Shear modulus


In our consideration of Young's modulus and the Bulk modulus for solids, we examined how to describe how solids responded to normal forces squeezing them. But because solids have some rigidity, they can be deformed in another way by forces that are parallel to a surface, rather than perpendicular to it. We could do this using friction by squeezing another object to one side of our solid and trying to slide it. This is usually how it happens in the everyday world.

But let's think about a simpler way to talk about it. Let's imagine that we have glued something to the top of a block and are trying to drag it along the surface while holding the bottom of block fixed as in the figure. How does the block respond to this kind of twisting force — which we call shear?

This is more complicated since we have multiple directions involved. Let's consider a cube as shown in the figure and take the horizontal plane on the top as the x-y plane. And we'll push our glued object on top in the x direction. We'll let the dimension of the block in the x dimension be $L$ and the area of the top be $A_{xy} = A$ (remember it's an x-y plane). And let's let $F$ be the amount of force we exert.

Let's set up a stress-strain like relation. We're exerting a force $F$ extended over an area $A$, so let's define the shear stress, τ, as the applied force divided by the surface area,

$$\tau = \frac{F}{A}$$

However, it is now the surface area parallel to the force, rather than perpendicular to it. If you think about it, in shear, $A$ represents the area of molecules that has to move past other ones as the object is distorted.

Just as strain is the result of stress, let's define the shear strain, γ (gamma), as the fractional change of shape as a result of the shear stress. We define the shear strain to be the displacement resulting from the applied shear force divided by the initial length of the solid along the direction of the displacement:

$$\gamma = \frac{\Delta x}{L}$$

 And just as stress and strain were related by Young's modulus, we expect the shear stress and the shear strain to be related by a constant shear modulus, $G$. (As long as the strain is not too great.)

The shear modulus is then related to the ratio of the shear stress and the shear strain.  In this case:

$$\tau = G \gamma$$


$$G = \frac{\tau}{\gamma} = \frac{F/A}{\Delta x/L}$$

For most materials, the shear modulus is two to three times less than Young’s modulus. Therefore, shear motion is larger for the same applied force. This suggests that it is easier to shear most materials than it is to compress or stretch them.

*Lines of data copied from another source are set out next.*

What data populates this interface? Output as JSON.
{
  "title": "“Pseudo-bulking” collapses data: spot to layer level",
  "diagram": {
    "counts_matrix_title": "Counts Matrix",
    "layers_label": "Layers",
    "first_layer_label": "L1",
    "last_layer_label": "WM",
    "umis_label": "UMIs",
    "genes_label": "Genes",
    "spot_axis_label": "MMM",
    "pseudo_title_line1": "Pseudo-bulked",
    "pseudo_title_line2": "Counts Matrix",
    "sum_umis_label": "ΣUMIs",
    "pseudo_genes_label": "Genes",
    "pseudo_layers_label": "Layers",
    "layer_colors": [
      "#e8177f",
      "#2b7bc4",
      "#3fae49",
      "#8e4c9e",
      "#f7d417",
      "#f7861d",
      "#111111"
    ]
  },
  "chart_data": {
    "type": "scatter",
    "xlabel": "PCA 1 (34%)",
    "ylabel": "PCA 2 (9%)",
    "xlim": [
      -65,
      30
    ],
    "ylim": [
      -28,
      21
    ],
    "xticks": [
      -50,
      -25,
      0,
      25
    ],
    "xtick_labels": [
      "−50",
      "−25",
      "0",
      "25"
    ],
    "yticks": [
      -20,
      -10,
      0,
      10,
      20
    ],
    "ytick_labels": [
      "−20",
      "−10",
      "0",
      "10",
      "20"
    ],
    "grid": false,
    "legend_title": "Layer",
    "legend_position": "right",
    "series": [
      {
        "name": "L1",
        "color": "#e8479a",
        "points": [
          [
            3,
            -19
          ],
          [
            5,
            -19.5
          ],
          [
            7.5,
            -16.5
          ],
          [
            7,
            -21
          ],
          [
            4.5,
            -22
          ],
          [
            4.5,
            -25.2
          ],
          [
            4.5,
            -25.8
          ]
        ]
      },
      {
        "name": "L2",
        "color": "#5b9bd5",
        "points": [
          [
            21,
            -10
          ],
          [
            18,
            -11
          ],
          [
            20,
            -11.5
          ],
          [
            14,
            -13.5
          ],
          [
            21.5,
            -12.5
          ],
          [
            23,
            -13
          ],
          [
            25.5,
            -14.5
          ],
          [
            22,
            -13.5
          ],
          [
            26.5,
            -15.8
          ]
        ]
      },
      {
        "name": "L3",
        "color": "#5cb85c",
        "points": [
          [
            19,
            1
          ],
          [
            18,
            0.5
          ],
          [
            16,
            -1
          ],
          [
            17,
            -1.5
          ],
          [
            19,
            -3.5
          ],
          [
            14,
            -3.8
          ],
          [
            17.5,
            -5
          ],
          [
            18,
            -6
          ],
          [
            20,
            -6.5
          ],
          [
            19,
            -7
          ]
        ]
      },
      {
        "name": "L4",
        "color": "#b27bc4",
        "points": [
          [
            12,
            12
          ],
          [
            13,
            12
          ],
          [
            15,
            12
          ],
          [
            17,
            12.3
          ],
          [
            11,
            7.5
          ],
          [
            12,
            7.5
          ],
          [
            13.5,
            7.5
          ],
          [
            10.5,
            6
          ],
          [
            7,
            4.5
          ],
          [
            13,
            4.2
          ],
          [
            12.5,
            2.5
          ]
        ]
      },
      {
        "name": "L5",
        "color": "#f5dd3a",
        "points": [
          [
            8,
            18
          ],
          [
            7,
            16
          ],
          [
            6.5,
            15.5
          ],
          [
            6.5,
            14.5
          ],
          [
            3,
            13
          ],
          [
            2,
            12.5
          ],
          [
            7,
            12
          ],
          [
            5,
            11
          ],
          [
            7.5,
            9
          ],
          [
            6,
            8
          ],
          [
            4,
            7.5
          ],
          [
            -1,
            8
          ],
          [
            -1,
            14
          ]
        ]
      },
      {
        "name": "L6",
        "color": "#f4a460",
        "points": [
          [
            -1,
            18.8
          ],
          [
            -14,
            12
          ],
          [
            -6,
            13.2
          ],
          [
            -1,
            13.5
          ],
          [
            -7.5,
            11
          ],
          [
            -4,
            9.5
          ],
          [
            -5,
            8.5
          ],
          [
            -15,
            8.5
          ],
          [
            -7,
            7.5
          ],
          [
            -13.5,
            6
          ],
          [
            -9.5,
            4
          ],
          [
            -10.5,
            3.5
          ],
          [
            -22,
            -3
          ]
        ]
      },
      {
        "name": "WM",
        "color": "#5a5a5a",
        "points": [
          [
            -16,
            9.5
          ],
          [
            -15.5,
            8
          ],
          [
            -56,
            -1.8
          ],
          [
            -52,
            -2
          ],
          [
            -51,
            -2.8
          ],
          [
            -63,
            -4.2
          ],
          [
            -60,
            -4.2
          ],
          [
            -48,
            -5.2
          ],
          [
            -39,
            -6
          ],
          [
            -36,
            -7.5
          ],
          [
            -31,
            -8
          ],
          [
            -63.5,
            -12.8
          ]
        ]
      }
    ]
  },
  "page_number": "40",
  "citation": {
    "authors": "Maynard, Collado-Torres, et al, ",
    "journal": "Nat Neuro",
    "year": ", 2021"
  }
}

The forces applied to many biological structures are often applied along multiple directions such that there can be both longitudinal and tangential forces. If one end of an object is pushed relative to the other, there may also be shear forces. As a dog runs, much of the force is directed along the length of the leg, where the bone is strongest. However, some of the force is perpendicular to the end of the bone closest to the ground and will result in a shear force along this direction.  Biological materials must be strong enough in this dimension to withstand these forces to enable organisms to move about in their environment.